Interview mit Gerhard Fehr: Wer soll das bezahlen?

Der gebürtige Vorarlberger Gerhard Fehr ist Verhaltensökonom und Delegierter des Verwaltungsrats, Partner & Behavioral Designer der in Wien und Zürich ansässigen FehrAdvice & Partners AG. Mit evidenzbasiertem Wissen über menschliches Verhalten schafft das Unternehmen nachhaltige Lösungen für die wichtigen Fragen unserer Zeit. Fehr Advice kommt dann ins Spiel, wenn es kompliziert wird. Für Unternehmen, Politik, Wirtschaft und für die Menschen.

Was wir jetzt sehen, ist eine typische Smoking-gun-Situation

Wir erleben gerade eine der höchsten Inflationen der letzten Jahrzehnte. Dazu kommt eine Energiekrise. Sind wir noch zu retten?

Die Inflation wie wir sie derzeit erleben, ist hauptsächlich angebotsseitig. Deshalb hat die Europäische Zentralbank relativ spät reagiert und erst Mitte September die Leitzinsen um 0,75 Prozent angehoben. Dadurch wird Geld teurer, die Nachfrage geht zurück und der Markt kann sich erholen. Dass eine Energiekrise mit Inflation in Verbindung steht, ist allerdings neu.

 

Wie wirkt sich das Eine auf das Andere aus?

Was wir jetzt sehen, ist eine typische „Smoking-gun“-Situation. Als Gesellschaft tun wir uns schwer, langfristige Probleme anzugehen, wenn wir nicht vor einer akuten Bedrohung stehen. Um wirksam gegen den Klimawandel vorzugehen, müssen wir unser Konsumverhalten ändern. Der Russland-Ukraine-Krieg und die damit verbundene Gas-Knappheit zwingen uns jetzt zu üben, wie wir unser Verhalten umstellen und uns Konsummuster aneignen können, die auch noch von zwei oder drei Generationen nach uns gelebt werden können. Ich persönlich sehe das als Chance.

 

Woran denken Sie zum Beispiel?

Das beginnt beim Senken der Durchschnittstemperaturen in der Wohnung und ist auch bei der Frage noch lange nicht zu Ende, ob es ein Urlaub auf den Seychellen sein muss oder ob es vielleicht doch Süditalien wird. Solche Maßnahmen sind zwar nicht inflationsdämpfend, aber sie sind budgetschonend.
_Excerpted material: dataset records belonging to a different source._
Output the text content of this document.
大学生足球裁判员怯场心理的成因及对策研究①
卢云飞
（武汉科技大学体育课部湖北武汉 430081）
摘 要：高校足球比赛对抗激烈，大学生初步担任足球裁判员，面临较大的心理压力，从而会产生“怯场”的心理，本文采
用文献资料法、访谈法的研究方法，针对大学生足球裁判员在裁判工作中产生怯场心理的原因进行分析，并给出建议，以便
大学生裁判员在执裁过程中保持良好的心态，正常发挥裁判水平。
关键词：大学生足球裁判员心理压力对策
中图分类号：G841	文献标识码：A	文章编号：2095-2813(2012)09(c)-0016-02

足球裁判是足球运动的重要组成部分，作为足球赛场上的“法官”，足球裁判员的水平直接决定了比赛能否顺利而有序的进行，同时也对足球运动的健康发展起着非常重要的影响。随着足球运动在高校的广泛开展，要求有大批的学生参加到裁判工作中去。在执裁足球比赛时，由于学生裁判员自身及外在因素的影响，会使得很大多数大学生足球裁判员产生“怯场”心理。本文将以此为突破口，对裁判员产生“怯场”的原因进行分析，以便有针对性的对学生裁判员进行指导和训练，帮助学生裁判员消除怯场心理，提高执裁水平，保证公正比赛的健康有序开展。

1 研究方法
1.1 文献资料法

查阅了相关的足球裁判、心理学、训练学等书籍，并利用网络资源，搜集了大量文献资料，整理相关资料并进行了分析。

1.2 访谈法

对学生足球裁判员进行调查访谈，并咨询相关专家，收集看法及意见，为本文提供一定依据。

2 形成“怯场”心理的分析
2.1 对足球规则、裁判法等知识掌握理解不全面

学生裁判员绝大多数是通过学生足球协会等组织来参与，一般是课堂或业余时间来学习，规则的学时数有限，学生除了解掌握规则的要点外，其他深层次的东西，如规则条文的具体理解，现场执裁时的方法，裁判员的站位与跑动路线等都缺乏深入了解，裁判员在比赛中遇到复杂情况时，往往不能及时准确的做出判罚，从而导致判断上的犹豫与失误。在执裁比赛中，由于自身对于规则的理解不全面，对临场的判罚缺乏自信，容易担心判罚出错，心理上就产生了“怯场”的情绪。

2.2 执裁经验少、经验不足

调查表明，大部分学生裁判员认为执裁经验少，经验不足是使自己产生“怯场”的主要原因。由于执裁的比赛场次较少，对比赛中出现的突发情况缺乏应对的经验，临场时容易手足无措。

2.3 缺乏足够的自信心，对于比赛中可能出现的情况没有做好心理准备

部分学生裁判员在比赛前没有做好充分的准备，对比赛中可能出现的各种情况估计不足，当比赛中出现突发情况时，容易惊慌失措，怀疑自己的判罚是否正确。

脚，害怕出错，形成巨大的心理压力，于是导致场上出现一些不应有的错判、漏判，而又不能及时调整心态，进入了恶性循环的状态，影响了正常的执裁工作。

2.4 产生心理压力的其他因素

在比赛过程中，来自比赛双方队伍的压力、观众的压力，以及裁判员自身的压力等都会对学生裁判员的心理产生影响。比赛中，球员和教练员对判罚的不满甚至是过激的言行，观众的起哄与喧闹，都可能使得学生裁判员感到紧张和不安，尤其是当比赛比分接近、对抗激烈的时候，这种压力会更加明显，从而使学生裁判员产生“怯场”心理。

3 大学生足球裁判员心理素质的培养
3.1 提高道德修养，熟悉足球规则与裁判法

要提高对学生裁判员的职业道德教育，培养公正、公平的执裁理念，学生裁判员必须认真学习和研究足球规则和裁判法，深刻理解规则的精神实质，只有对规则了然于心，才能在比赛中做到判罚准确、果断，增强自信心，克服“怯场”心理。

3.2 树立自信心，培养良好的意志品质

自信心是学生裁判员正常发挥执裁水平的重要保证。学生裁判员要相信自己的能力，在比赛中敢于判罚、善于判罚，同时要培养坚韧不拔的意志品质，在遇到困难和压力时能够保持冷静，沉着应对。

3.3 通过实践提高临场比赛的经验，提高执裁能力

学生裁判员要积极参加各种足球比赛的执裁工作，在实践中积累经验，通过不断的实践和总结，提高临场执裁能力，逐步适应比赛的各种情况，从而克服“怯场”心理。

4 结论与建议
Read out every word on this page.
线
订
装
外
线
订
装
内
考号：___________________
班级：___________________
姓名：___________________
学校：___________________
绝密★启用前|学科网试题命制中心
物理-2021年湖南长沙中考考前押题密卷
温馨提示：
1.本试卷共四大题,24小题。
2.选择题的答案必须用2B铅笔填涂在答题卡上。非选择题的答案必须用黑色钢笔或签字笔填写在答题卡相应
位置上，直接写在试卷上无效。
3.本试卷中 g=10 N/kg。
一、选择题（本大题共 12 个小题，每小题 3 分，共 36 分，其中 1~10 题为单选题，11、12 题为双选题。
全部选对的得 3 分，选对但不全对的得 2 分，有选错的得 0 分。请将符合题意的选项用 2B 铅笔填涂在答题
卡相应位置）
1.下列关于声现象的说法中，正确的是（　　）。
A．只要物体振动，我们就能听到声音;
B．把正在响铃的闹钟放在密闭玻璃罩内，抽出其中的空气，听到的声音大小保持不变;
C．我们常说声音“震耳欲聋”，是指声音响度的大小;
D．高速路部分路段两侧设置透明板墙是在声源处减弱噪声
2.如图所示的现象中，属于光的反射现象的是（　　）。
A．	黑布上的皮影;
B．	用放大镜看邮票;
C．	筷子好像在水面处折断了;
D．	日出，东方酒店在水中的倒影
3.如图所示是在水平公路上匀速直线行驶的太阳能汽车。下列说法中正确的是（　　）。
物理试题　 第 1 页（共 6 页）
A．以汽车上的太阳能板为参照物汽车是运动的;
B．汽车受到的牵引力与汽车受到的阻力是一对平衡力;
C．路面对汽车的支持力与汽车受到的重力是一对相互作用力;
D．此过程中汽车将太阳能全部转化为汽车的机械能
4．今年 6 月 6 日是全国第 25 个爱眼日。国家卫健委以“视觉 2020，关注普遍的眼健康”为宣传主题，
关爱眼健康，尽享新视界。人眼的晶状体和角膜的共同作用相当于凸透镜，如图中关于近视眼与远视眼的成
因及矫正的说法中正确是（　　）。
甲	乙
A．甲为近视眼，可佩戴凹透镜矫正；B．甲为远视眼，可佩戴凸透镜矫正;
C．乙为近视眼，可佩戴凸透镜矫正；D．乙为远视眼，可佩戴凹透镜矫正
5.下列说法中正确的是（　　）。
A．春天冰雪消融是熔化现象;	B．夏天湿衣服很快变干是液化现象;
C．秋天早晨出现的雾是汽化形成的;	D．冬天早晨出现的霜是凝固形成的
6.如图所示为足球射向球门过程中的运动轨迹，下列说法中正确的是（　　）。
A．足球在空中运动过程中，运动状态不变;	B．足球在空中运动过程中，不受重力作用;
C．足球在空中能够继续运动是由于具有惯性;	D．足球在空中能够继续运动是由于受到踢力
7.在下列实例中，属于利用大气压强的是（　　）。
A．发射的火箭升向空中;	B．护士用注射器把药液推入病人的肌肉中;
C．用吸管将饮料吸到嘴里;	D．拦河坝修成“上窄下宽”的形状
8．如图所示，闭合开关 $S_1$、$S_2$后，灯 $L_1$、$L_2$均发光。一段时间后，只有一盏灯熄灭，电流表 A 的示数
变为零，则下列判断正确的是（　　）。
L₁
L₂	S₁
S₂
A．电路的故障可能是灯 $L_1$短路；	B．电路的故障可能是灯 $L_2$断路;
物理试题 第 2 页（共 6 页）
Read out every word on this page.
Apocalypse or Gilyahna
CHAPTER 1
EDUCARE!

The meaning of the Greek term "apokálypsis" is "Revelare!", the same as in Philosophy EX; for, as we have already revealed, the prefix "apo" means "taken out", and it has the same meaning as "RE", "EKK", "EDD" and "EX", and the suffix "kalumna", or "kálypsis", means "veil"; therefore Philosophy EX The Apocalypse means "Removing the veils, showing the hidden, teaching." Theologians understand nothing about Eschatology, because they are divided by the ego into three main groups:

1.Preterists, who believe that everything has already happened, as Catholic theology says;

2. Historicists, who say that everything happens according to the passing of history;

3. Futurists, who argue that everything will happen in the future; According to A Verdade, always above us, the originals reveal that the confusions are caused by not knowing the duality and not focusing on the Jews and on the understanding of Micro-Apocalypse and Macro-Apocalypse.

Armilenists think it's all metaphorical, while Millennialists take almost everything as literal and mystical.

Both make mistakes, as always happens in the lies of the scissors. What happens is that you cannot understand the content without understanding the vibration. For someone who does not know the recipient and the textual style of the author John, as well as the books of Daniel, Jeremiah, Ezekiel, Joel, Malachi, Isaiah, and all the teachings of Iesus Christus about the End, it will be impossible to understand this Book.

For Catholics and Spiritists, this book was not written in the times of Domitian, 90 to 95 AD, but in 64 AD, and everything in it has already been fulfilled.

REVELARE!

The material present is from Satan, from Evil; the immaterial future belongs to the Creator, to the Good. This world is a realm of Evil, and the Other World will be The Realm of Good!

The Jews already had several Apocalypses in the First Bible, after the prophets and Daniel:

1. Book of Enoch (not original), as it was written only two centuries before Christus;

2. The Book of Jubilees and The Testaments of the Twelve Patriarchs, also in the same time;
Und welche Auswirkungen hat die jetzige Situation auf ganz alltägliche Konsumentscheidungen?

Für Menschen mit geringem finanziellem Spielraum kann es tatsächlich zu einer Einschränkung der Wahlmöglichkeiten kommen, wofür ich nun das Geld, das mir zur Verfügung steht, ausgebe. Für die meisten jedoch ist die Entscheidung für energiesparendere Alltagsroutinen beziehungsweise für Regionalität und Qualität beim Lebensmitteleinkauf nach wie vor eine, die ganz bewusst getroffen werden kann.

 

Und welchen Handlungsspielraum hat ein Unternehmen wie Sutterlüty, um mit den aktuellen Preissteigerungen bestmöglich umzugehen?

Wenn ich als Unternehmen so viel höhere Energiekosten habe, kann ich weder die vollen Kosten selbst tragen noch alle Kosten umlegen. Die Zusatzkosten müssen im Normalfall zwischen Lebensmittelhändler und Konsument*innen aufgeteilt werden. Diese Preiserhöhungen erfolgen in der Regel nicht mutwillig, sondern sind notwendig, damit Arbeitsplätze und die Versorgung mit regionalen Lebensmitteln gesichert sind und damit auch die Qualität erhalten bleibt.